Step 1: Understanding the Question:
The task is to evaluate a definite integral of \(\sin^2 x\) with limits from 0 to \(\frac{\pi}{2}\). This is a standard integral in calculus.
Step 2: Key Formula or Approach:
Direct integration of \(\sin^2 x\) is not simple. We need to use a trigonometric identity to reduce the power of the sine function. The relevant power-reduction formula is derived from the double-angle identity for cosine:
\[
\cos(2x) = 1 - 2\sin^2 x
\]
Rearranging this gives:
\[
\sin^2 x = \frac{1 - \cos(2x)}{2}
\]
We will substitute this into the integral.

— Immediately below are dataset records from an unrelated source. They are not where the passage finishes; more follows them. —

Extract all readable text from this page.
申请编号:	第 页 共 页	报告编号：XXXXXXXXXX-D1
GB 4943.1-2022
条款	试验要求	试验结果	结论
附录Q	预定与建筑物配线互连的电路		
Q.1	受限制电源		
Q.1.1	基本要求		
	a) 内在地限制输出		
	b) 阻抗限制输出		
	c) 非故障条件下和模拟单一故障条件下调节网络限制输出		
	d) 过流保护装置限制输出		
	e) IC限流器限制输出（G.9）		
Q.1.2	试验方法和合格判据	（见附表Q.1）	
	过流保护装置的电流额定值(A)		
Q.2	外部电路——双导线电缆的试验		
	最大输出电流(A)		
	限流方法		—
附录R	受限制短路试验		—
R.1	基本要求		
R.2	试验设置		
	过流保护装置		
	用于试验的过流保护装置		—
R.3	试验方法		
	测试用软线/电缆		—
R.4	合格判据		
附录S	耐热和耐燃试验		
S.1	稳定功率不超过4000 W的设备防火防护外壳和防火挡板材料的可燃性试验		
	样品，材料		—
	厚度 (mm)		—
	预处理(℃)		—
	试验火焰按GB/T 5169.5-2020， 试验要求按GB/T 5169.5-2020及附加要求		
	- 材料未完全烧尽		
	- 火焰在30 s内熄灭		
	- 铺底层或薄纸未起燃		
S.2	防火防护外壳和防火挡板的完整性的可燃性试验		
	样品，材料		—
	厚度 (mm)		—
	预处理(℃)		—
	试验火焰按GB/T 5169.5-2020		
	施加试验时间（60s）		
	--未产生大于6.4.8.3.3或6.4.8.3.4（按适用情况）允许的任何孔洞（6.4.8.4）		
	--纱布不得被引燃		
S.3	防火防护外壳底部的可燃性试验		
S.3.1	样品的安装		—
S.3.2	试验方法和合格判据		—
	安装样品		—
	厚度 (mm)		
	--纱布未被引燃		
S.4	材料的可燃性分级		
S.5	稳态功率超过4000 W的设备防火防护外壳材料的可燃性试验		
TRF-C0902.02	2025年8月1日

Step 3: Detailed Explanation:
Substitute the identity into the integral:
\[
\int_{0}^{\frac{\pi}{2}} \sin^2 x \, dx = \int_{0}^{\frac{\pi}{2}} \frac{1 - \cos(2x)}{2} \, dx
\]
We can split the integral into two parts for easier calculation:
\[
= \frac{1}{2} \int_{0}^{\frac{\pi}{2}} 1 \, dx - \frac{1}{2} \int_{0}^{\frac{\pi}{2}} \cos(2x) \, dx
\]
Now, evaluate each integral separately:
For the first part:
\[
\frac{1}{2} \int_{0}^{\frac{\pi}{2}} 1 \, dx = \frac{1}{2} [x]_{0}^{\frac{\pi}{2}} = \frac{1}{2} \left(\frac{\pi}{2} - 0\right) = \frac{\pi}{4}
\]
For the second part:
\[
\frac{1}{2} \int_{0}^{\frac{\pi}{2}} \cos(2x) \, dx = \frac{1}{2} \left[\frac{\sin(2x)}{2}\right]_{0}^{\frac{\pi}{2}} = \frac{1}{4} [\sin(2x)]_{0}^{\frac{\pi}{2}}
\]
Applying the limits:
\[
= \frac{1}{4} (\sin(2 \cdot \frac{\pi}{2}) - \sin(2 \cdot 0)) = \frac{1}{4} (\sin(\pi) - \sin(0)) = \frac{1}{4}(0 - 0) = 0
\]
Combine the results of the two parts:
\[
\int_{0}^{\frac{\pi}{2}} \sin^2 x \, dx = \frac{\pi}{4} - 0 = \frac{\pi}{4}
\]
Step 4: Final Answer:
The value of the definite integral is \( \dfrac{\pi}{4} \), which corresponds to option (B).